XLV
Вечером, когда я стал спускаться с моей горы по склону, где никого не знал, чувствуя себя погребенным в ангельской немоте покойником, меня утешили за то, что я состарился, за то, что стал раскидистым деревом с узловатым стволом и морщинистой корой, которую так трудно поранить, за то, что от пергамента моих пальцев веет запахом времени, будто я успел сбыться. Вот оно, мое утешение: я подумал, нет больше тирана, который устрашил бы меня, старика, запахом пытки — у пыток запах кислого молока, — ничего не изменить тирану в том, что уже состоялось, какова бы ни была моя жизнь, она уже есть у меня, она позади, словно плащ, и держится на тонкой тесемке. Люди уже запомнили меня, и отрекайся не отрекайся — ничего уже не изменишь.
Утешало меня и то, что вскоре я избавлюсь от своих тягостных пут, мне казалось, что я уже обменял заскорузлую плоть на легкие неосязаемые крылья. Будто разрешился от бремени самим собой и гуляю наконец подле ангела, которого искал так долго. Словно сбросил старую оболочку и снова стал юнцом. Но не порывы, не желания сопутствуют моей юности — безмятежная ясность. Моя юность тяготеет к вечности, а не к сумятице жизни. Новая моя юность была пространством и временем. Мне показалось, я стал вечным.

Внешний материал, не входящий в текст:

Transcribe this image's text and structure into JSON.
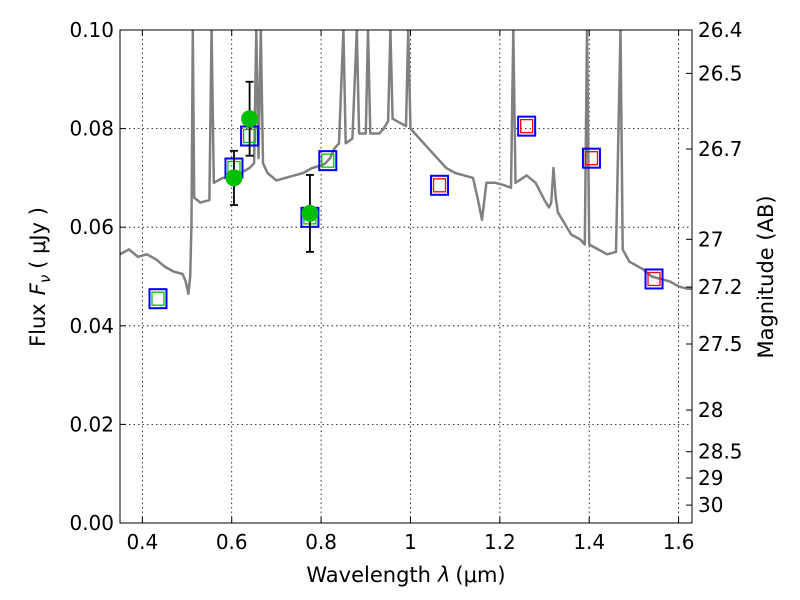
{
  "chart_data": {
    "type": "scatter",
    "xlabel": "Wavelength",
    "xlabel_symbol": "λ",
    "xlabel_unit": "(μm)",
    "ylabel": "Flux",
    "ylabel_symbol": "F",
    "ylabel_subscript": "ν",
    "ylabel_unit": "( μJy )",
    "y2label": "Magnitude (AB)",
    "xlim": [
      0.35,
      1.63
    ],
    "ylim": [
      0.0,
      0.1
    ],
    "grid": true,
    "x_ticks": [
      {
        "value": 0.4,
        "label": "0.4"
      },
      {
        "value": 0.6,
        "label": "0.6"
      },
      {
        "value": 0.8,
        "label": "0.8"
      },
      {
        "value": 1.0,
        "label": "1"
      },
      {
        "value": 1.2,
        "label": "1.2"
      },
      {
        "value": 1.4,
        "label": "1.4"
      },
      {
        "value": 1.6,
        "label": "1.6"
      }
    ],
    "y_ticks": [
      {
        "value": 0.0,
        "label": "0.00"
      },
      {
        "value": 0.02,
        "label": "0.02"
      },
      {
        "value": 0.04,
        "label": "0.04"
      },
      {
        "value": 0.06,
        "label": "0.06"
      },
      {
        "value": 0.08,
        "label": "0.08"
      },
      {
        "value": 0.1,
        "label": "0.10"
      }
    ],
    "magnitude_ticks": [
      {
        "mag": 26.4,
        "label": "26.4"
      },
      {
        "mag": 26.5,
        "label": "26.5"
      },
      {
        "mag": 26.7,
        "label": "26.7"
      },
      {
        "mag": 27.0,
        "label": "27"
      },
      {
        "mag": 27.2,
        "label": "27.2"
      },
      {
        "mag": 27.5,
        "label": "27.5"
      },
      {
        "mag": 28.0,
        "label": "28"
      },
      {
        "mag": 28.5,
        "label": "28.5"
      },
      {
        "mag": 29.0,
        "label": "29"
      },
      {
        "mag": 30.0,
        "label": "30"
      }
    ],
    "colors": {
      "sed": "#808080",
      "observed": "#00c000",
      "model_box": "#0000ff",
      "model_inner_green": "#00c000",
      "model_inner_red": "#ff0000",
      "errorbar": "#000000"
    },
    "series": [
      {
        "name": "model SED",
        "kind": "line",
        "points": [
          [
            0.35,
            0.0545
          ],
          [
            0.37,
            0.0555
          ],
          [
            0.39,
            0.054
          ],
          [
            0.41,
            0.0545
          ],
          [
            0.43,
            0.0535
          ],
          [
            0.45,
            0.052
          ],
          [
            0.47,
            0.051
          ],
          [
            0.49,
            0.0505
          ],
          [
            0.497,
            0.049
          ],
          [
            0.503,
            0.0465
          ],
          [
            0.507,
            0.05
          ],
          [
            0.51,
            0.061
          ],
          [
            0.513,
            0.1
          ],
          [
            0.516,
            0.066
          ],
          [
            0.53,
            0.065
          ],
          [
            0.55,
            0.0655
          ],
          [
            0.555,
            0.1
          ],
          [
            0.56,
            0.069
          ],
          [
            0.58,
            0.07
          ],
          [
            0.6,
            0.07
          ],
          [
            0.62,
            0.071
          ],
          [
            0.64,
            0.072
          ],
          [
            0.65,
            0.073
          ],
          [
            0.655,
            0.1
          ],
          [
            0.66,
            0.074
          ],
          [
            0.665,
            0.1
          ],
          [
            0.67,
            0.073
          ],
          [
            0.68,
            0.071
          ],
          [
            0.7,
            0.0695
          ],
          [
            0.72,
            0.07
          ],
          [
            0.74,
            0.0705
          ],
          [
            0.76,
            0.071
          ],
          [
            0.78,
            0.072
          ],
          [
            0.8,
            0.0725
          ],
          [
            0.81,
            0.073
          ],
          [
            0.82,
            0.074
          ],
          [
            0.83,
            0.076
          ],
          [
            0.84,
            0.077
          ],
          [
            0.85,
            0.1
          ],
          [
            0.855,
            0.077
          ],
          [
            0.87,
            0.078
          ],
          [
            0.88,
            0.1
          ],
          [
            0.885,
            0.079
          ],
          [
            0.9,
            0.079
          ],
          [
            0.905,
            0.1
          ],
          [
            0.91,
            0.079
          ],
          [
            0.93,
            0.079
          ],
          [
            0.94,
            0.08
          ],
          [
            0.95,
            0.0815
          ],
          [
            0.955,
            0.1
          ],
          [
            0.96,
            0.082
          ],
          [
            0.98,
            0.081
          ],
          [
            0.99,
            0.0805
          ],
          [
            0.995,
            0.1
          ],
          [
            1.0,
            0.08
          ],
          [
            1.02,
            0.078
          ],
          [
            1.04,
            0.076
          ],
          [
            1.06,
            0.074
          ],
          [
            1.08,
            0.072
          ],
          [
            1.1,
            0.071
          ],
          [
            1.12,
            0.0705
          ],
          [
            1.14,
            0.07
          ],
          [
            1.15,
            0.066
          ],
          [
            1.16,
            0.0615
          ],
          [
            1.17,
            0.069
          ],
          [
            1.19,
            0.069
          ],
          [
            1.21,
            0.0685
          ],
          [
            1.225,
            0.068
          ],
          [
            1.23,
            0.1
          ],
          [
            1.235,
            0.069
          ],
          [
            1.26,
            0.0705
          ],
          [
            1.28,
            0.069
          ],
          [
            1.3,
            0.0655
          ],
          [
            1.31,
            0.064
          ],
          [
            1.315,
            0.065
          ],
          [
            1.32,
            0.072
          ],
          [
            1.325,
            0.066
          ],
          [
            1.33,
            0.063
          ],
          [
            1.36,
            0.0585
          ],
          [
            1.38,
            0.0575
          ],
          [
            1.39,
            0.0565
          ],
          [
            1.395,
            0.1
          ],
          [
            1.4,
            0.0565
          ],
          [
            1.42,
            0.0555
          ],
          [
            1.44,
            0.0545
          ],
          [
            1.46,
            0.055
          ],
          [
            1.47,
            0.1
          ],
          [
            1.475,
            0.0555
          ],
          [
            1.49,
            0.053
          ],
          [
            1.5,
            0.0525
          ],
          [
            1.52,
            0.0515
          ],
          [
            1.54,
            0.05
          ],
          [
            1.56,
            0.0495
          ],
          [
            1.58,
            0.049
          ],
          [
            1.6,
            0.048
          ],
          [
            1.62,
            0.0475
          ],
          [
            1.63,
            0.0475
          ]
        ]
      },
      {
        "name": "model photometry (optical)",
        "kind": "square",
        "inner": "green",
        "points": [
          [
            0.435,
            0.0455
          ],
          [
            0.605,
            0.072
          ],
          [
            0.64,
            0.0785
          ],
          [
            0.775,
            0.062
          ],
          [
            0.815,
            0.0735
          ]
        ]
      },
      {
        "name": "model photometry (NIR)",
        "kind": "square",
        "inner": "red",
        "points": [
          [
            1.065,
            0.0685
          ],
          [
            1.26,
            0.0805
          ],
          [
            1.405,
            0.074
          ],
          [
            1.545,
            0.0495
          ]
        ]
      },
      {
        "name": "observed photometry",
        "kind": "point",
        "points": [
          {
            "x": 0.605,
            "y": 0.07,
            "err": 0.0055
          },
          {
            "x": 0.64,
            "y": 0.082,
            "err": 0.0075
          },
          {
            "x": 0.775,
            "y": 0.0628,
            "err": 0.0078
          }
        ]
      }
    ]
  }
}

Я напоминал себе путника, который подобрал на дороге раненную ножом девушку. Он поднял ее и несет, словно охапку роз, а она без сил, без сознания, усыпленная стальной молнией, улыбается, отдыхая на крылатом плече смерти, но несет он ее к поляне, где собрались те, кто могут ее исцелить.
Задремавшее чудо, я наполню тебя своей жизнью, я простился с суетностью, вспышками гнева, гордыней и притязаниями, свойственными людям; с радостями, которые выпали на мою долю, с горестями, которые меня мучили, — есть только ты, которой становлюсь я; и, пока я несу тебя к целителям на поляне, я превращаюсь в сияние глаз, в прядь волос, упавшую на чистый лоб, ты поправишься, и я научу тебя молиться, чтобы совершенство души помогло тебе выпрямиться, словно стебель цветка с прочными корнями…

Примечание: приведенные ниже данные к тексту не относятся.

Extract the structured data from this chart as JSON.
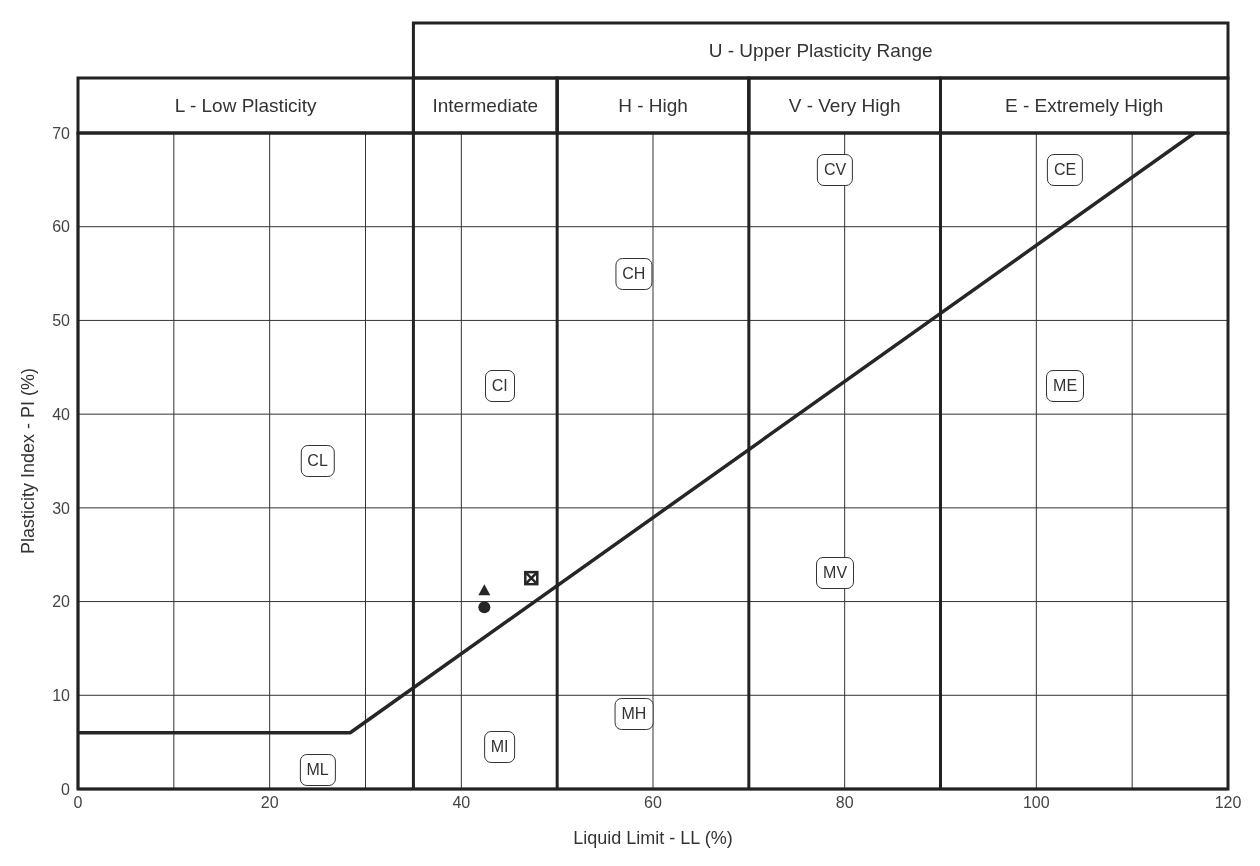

Я больше моего тела, оно треснуло, как скорлупа перезрелого ореха. Не спеша спускаюсь я с моей горы, и плащом за мной тянутся склоны и поляны с разбросанными там и сям золотыми звездочками — огоньками моих домов. Я клонюсь под тяжестью моих даров, словно дерево.
Спящий народ мой, благословляю тебя — спи.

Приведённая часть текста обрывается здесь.